Yıllardır kitabımda, konuşmalarımda ve yazılarımda yüksek sesle haykırdığım büyük hedef görülmedi, duyulmadı, belki de önemsenmedi. Üzgünüm, gazeteci meslektaşlarımca da değerlendirilmedi, önemsenmedi. Ben kimim ki…
Oysa bugün, Adalet ve Kalkınma Partisi (AKPARTİ), Milliyetçi Hareket Partisi (MHP) ve Halkların Eşitlik ve Demokrasi Partisi’nin (DEM) birlikteliğinde, 47 yıldır Türkiye’nin büyük sorunu olan, kısa adı üç harften oluşan silahlı şiddet örgütünün silahlarını teslim etmesi ve şiddete son vermesi süreci başlatıldı. Değerlendirmeye, öneriye, hatta eleştiriye açık bir süreç.
Şunu algılamış olmalısınız. Şiddet örgütlerinin isimlerine asla yer vermiyorum.
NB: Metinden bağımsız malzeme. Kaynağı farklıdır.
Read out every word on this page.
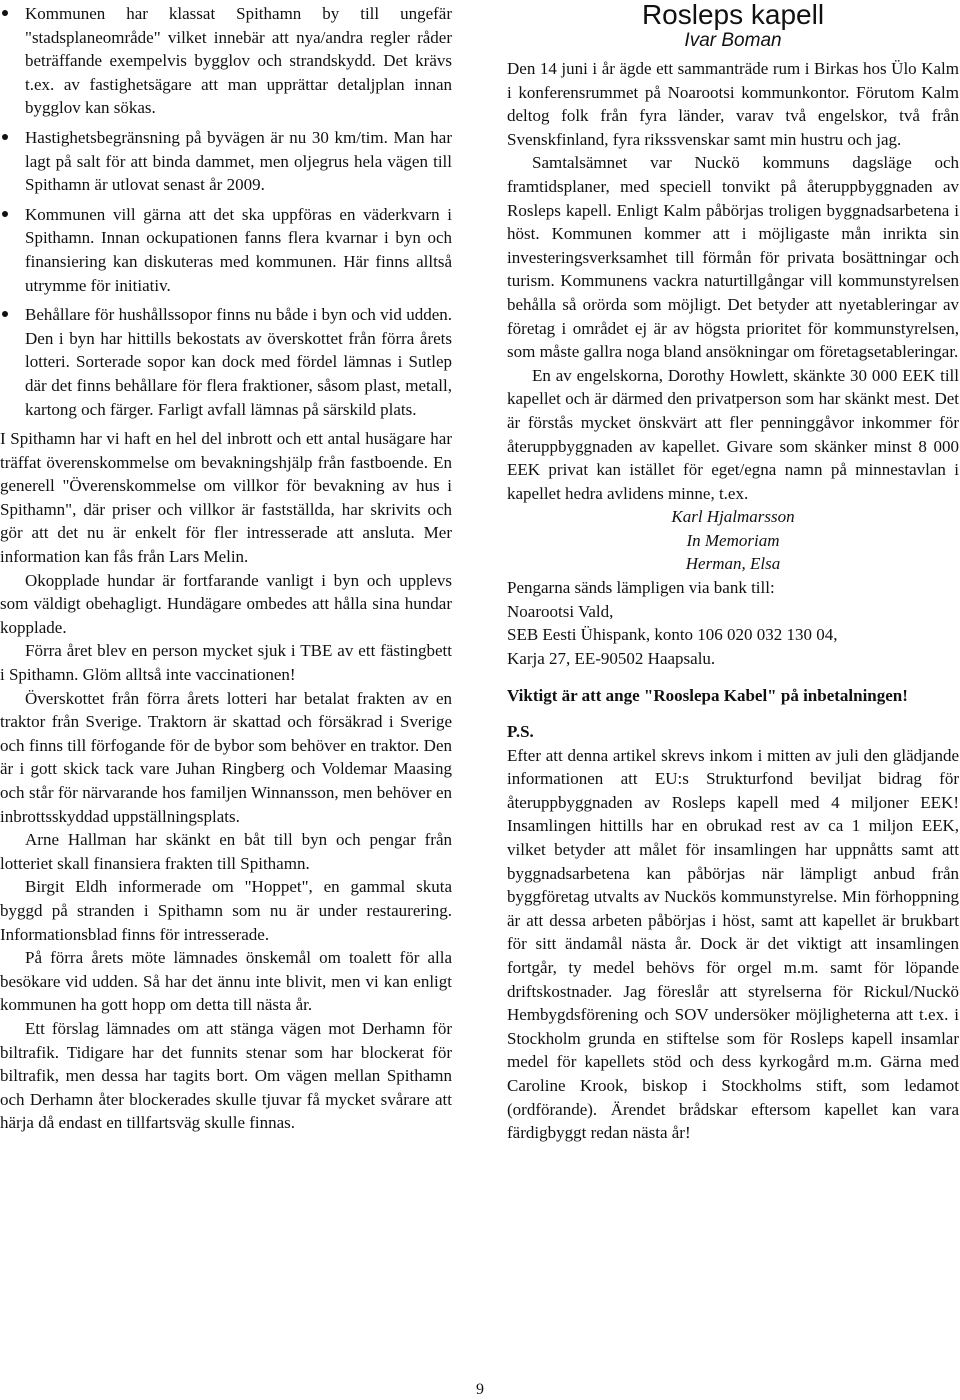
Kommunen har klassat Spithamn by till ungefär "stadsplaneområde" vilket innebär att nya/andra regler råder beträffande exempelvis bygglov och strandskydd. Det krävs t.ex. av fastighetsägare att man upprättar detaljplan innan bygglov kan sökas.
Hastighetsbegränsning på byvägen är nu 30 km/tim. Man har lagt på salt för att binda dammet, men oljegrus hela vägen till Spithamn är utlovat senast år 2009.
Kommunen vill gärna att det ska uppföras en väderkvarn i Spithamn. Innan ockupationen fanns flera kvarnar i byn och finansiering kan diskuteras med kommunen. Här finns alltså utrymme för initiativ.
Behållare för hushållssopor finns nu både i byn och vid udden. Den i byn har hittills bekostats av överskottet från förra årets lotteri. Sorterade sopor kan dock med fördel lämnas i Sutlep där det finns behållare för flera fraktioner, såsom plast, metall, kartong och färger. Farligt avfall lämnas på särskild plats.

I Spithamn har vi haft en hel del inbrott och ett antal husägare har träffat överenskommelse om bevakningshjälp från fastboende. En generell "Överenskommelse om villkor för bevakning av hus i Spithamn", där priser och villkor är fastställda, har skrivits och gör att det nu är enkelt för fler intresserade att ansluta. Mer information kan fås från Lars Melin.

Okopplade hundar är fortfarande vanligt i byn och upplevs som väldigt obehagligt. Hundägare ombedes att hålla sina hundar kopplade.

Förra året blev en person mycket sjuk i TBE av ett fästingbett i Spithamn. Glöm alltså inte vaccinationen!

Överskottet från förra årets lotteri har betalat frakten av en traktor från Sverige. Traktorn är skattad och försäkrad i Sverige och finns till förfogande för de bybor som behöver en traktor. Den är i gott skick tack vare Juhan Ringberg och Voldemar Maasing och står för närvarande hos familjen Winnansson, men behöver en inbrottsskyddad uppställningsplats.

Arne Hallman har skänkt en båt till byn och pengar från lotteriet skall finansiera frakten till Spithamn.

Birgit Eldh informerade om "Hoppet", en gammal skuta byggd på stranden i Spithamn som nu är under restaurering. Informationsblad finns för intresserade.

På förra årets möte lämnades önskemål om toalett för alla besökare vid udden. Så har det ännu inte blivit, men vi kan enligt kommunen ha gott hopp om detta till nästa år.

Ett förslag lämnades om att stänga vägen mot Derhamn för biltrafik. Tidigare har det funnits stenar som har blockerat för biltrafik, men dessa har tagits bort. Om vägen mellan Spithamn och Derhamn åter blockerades skulle tjuvar få mycket svårare att härja då endast en tillfartsväg skulle finnas.

Rosleps kapell
Ivar Boman

Den 14 juni i år ägde ett sammanträde rum i Birkas hos Ülo Kalm i konferensrummet på Noarootsi kommunkontor. Förutom Kalm deltog folk från fyra länder, varav två engelskor, två från Svenskfinland, fyra rikssvenskar samt min hustru och jag.

Samtalsämnet var Nuckö kommuns dagsläge och framtidsplaner, med speciell tonvikt på återuppbyggnaden av Rosleps kapell. Enligt Kalm påbörjas troligen byggnadsarbetena i höst. Kommunen kommer att i möjligaste mån inrikta sin investeringsverksamhet till förmån för privata bosättningar och turism. Kommunens vackra naturtillgångar vill kommunstyrelsen behålla så orörda som möjligt. Det betyder att nyetableringar av företag i området ej är av högsta prioritet för kommunstyrelsen, som måste gallra noga bland ansökningar om företagsetableringar.

En av engelskorna, Dorothy Howlett, skänkte 30 000 EEK till kapellet och är därmed den privatperson som har skänkt mest. Det är förstås mycket önskvärt att fler penninggåvor inkommer för återuppbyggnaden av kapellet. Givare som skänker minst 8 000 EEK privat kan istället för eget/egna namn på minnestavlan i kapellet hedra avlidens minne, t.ex.

Karl Hjalmarsson
In Memoriam
Herman, Elsa
Pengarna sänds lämpligen via bank till:
Noarootsi Vald,
SEB Eesti Ühispank, konto 106 020 032 130 04,
Karja 27, EE-90502 Haapsalu.

Viktigt är att ange "Rooslepa Kabel" på inbetalningen!

P.S.

Efter att denna artikel skrevs inkom i mitten av juli den glädjande informationen att EU:s Strukturfond beviljat bidrag för återuppbyggnaden av Rosleps kapell med 4 miljoner EEK! Insamlingen hittills har en obrukad rest av ca 1 miljon EEK, vilket betyder att målet för insamlingen har uppnåtts samt att byggnadsarbetena kan påbörjas när lämpligt anbud från byggföretag utvalts av Nuckös kommunstyrelse. Min förhoppning är att dessa arbeten påbörjas i höst, samt att kapellet är brukbart för sitt ändamål nästa år. Dock är det viktigt att insamlingen fortgår, ty medel behövs för orgel m.m. samt för löpande driftskostnader. Jag föreslår att styrelserna för Rickul/Nuckö Hembygdsförening och SOV undersöker möjligheterna att t.ex. i Stockholm grunda en stiftelse som för Rosleps kapell insamlar medel för kapellets stöd och dess kyrkogård m.m. Gärna med Caroline Krook, biskop i Stockholms stift, som ledamot (ordförande). Ärendet brådskar eftersom kapellet kan vara färdigbyggt redan nästa år!

9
Burada da “kısa adı üç harften oluşan silahlı şiddet örgütü” dedim. Şiddet örgütlerinin isimlerini yazanların ve seslendirenlerin, istemeden olsa bile o örgütün propagandasını yaptıkları kanısındayım.
Gelecek yazımda, silahların hangi yöntemlerle teslim edilmesi, geri dönüştürülerek ekonomiye kazandırılması ve bu sürecin göremediğimiz, ancak birkaç olasılığın bulunacağı hedefinde nelerin yer alabileceği konularına değinmeye çalışacağım.
Türkiye’yi yerin üstündeki cennete çevirmeye çalışan melek kişilikli yurttaşlarımızın, hepimizin işi çok zor. Ancak, sevgi ve umut öyle iki güç ki, hiçbir şey ve hiç kimse yok edemez. En önemli niteliği ise şiddeti ve silahı, şiddetsiz ve silahsız yöntemlerle etkisiz hale getirmesi, korku, endişe ve kuşkulara neden olanları “iyi”leştirmesi.